We can therefore welcome the more recent study of Dr. Barbara Mintzes and her colleagues (subscription required), who studied drug rep-physician interactions in four cities in three countries, Montreal, Vancouver, Sacramento, and Toulouse. A major weakness immediately arises as they relied on physician recall of the visit rather than directly observing the visit. However, it’s nearly impossible to imagine drug reps agreeing to have these visits observed, or acting “normal” if they knew the visit was being recorded, so I gather this is the best evidence that is ever likely to be available. The folks ended up with 255 physicians reporting on 1692 detail visits.
Essentially, this study confirmed the earlier French study. They used as a primary outcome “minimally adequate safety information,” which they defined as “mention of [at least] 1 approved indication, [at least one serious adverse event (SAE), [at least] 1 common non-serious adverse event (AE), [at least] 1 contraindication (CI) and no unapproved indications or unqualified safety claims”. They thought they were setting the bar pretty low with these requirements, so it’s impressive that this desired endpoint was reached overall in only 1.7% of all visits, ranging from 0.9% in Sacramento to 3.0% in Toulouse.
As an example of just how far off the mark was the information provided in most details, in terms of safety, the physicians recorded what they took to be the “key message” of the detail.
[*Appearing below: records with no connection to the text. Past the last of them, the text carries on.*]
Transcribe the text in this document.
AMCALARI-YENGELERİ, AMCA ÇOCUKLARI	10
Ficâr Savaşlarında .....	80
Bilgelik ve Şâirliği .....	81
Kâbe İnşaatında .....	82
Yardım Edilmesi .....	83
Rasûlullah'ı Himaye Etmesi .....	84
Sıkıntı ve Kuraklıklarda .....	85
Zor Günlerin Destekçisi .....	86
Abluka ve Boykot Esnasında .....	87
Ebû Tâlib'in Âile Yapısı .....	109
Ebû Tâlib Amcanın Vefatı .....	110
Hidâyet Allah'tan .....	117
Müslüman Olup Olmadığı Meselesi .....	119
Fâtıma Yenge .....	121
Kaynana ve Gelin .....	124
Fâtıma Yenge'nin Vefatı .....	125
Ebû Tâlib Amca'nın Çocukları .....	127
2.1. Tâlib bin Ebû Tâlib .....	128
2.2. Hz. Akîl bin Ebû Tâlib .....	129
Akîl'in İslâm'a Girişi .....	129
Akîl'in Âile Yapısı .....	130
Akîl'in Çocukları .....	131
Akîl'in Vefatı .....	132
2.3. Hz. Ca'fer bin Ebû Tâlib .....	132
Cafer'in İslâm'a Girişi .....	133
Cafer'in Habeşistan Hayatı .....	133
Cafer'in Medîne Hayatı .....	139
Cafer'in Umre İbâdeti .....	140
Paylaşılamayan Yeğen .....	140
For details for Avandia, taken off the market in Europe and restricted in Canada and the U.S. in 2010 due to concerns about excessive heart risks, key messages included, “‘Avandia is safe even in patients with heart disease, as long as they don’t have heart failure’ (Montreal); ‘Avandia is not as dangerous as the public makes it out to be’ (Sacramento); ‘New studies indicate safety’ (Vancouver).”
Despite the near-total absence of valid information about the safety of drugs, these physicians (who of course have to be willing to see reps to be included in the study; a number of candidates were excluded because they never saw reps) rated 57% of the details as “good” or “excellent,” and nearly two-thirds of the time stated they were “somewhat” or “very” likely to start prescribing the drug being detailed.
The authors noted that details that were conducted in the way that the vast majority of these apparently were are actually illegal according to the official criteria for the FDA and equivalent agencies in Canada and France, but of course there’s virtually no enforcement at the level of the private conversation between rep and doc in the office.
If anyone still thinks that visits from reps to physicians are “not marketing but education,” this study seems to put one more nail in that coffin. (Hat tip to Primary Care Medical Abstracts for clueing me in to this article.)
Mintzes B, Lexchin J, Sutherland JM, et al. “Pharmaceutical Sales Representatives and Patient Safety: A Comparative Prospective Study of Information Quality in Canada, France and the United States.” Journal of General Internal Medicine 28:1368-75, 2013.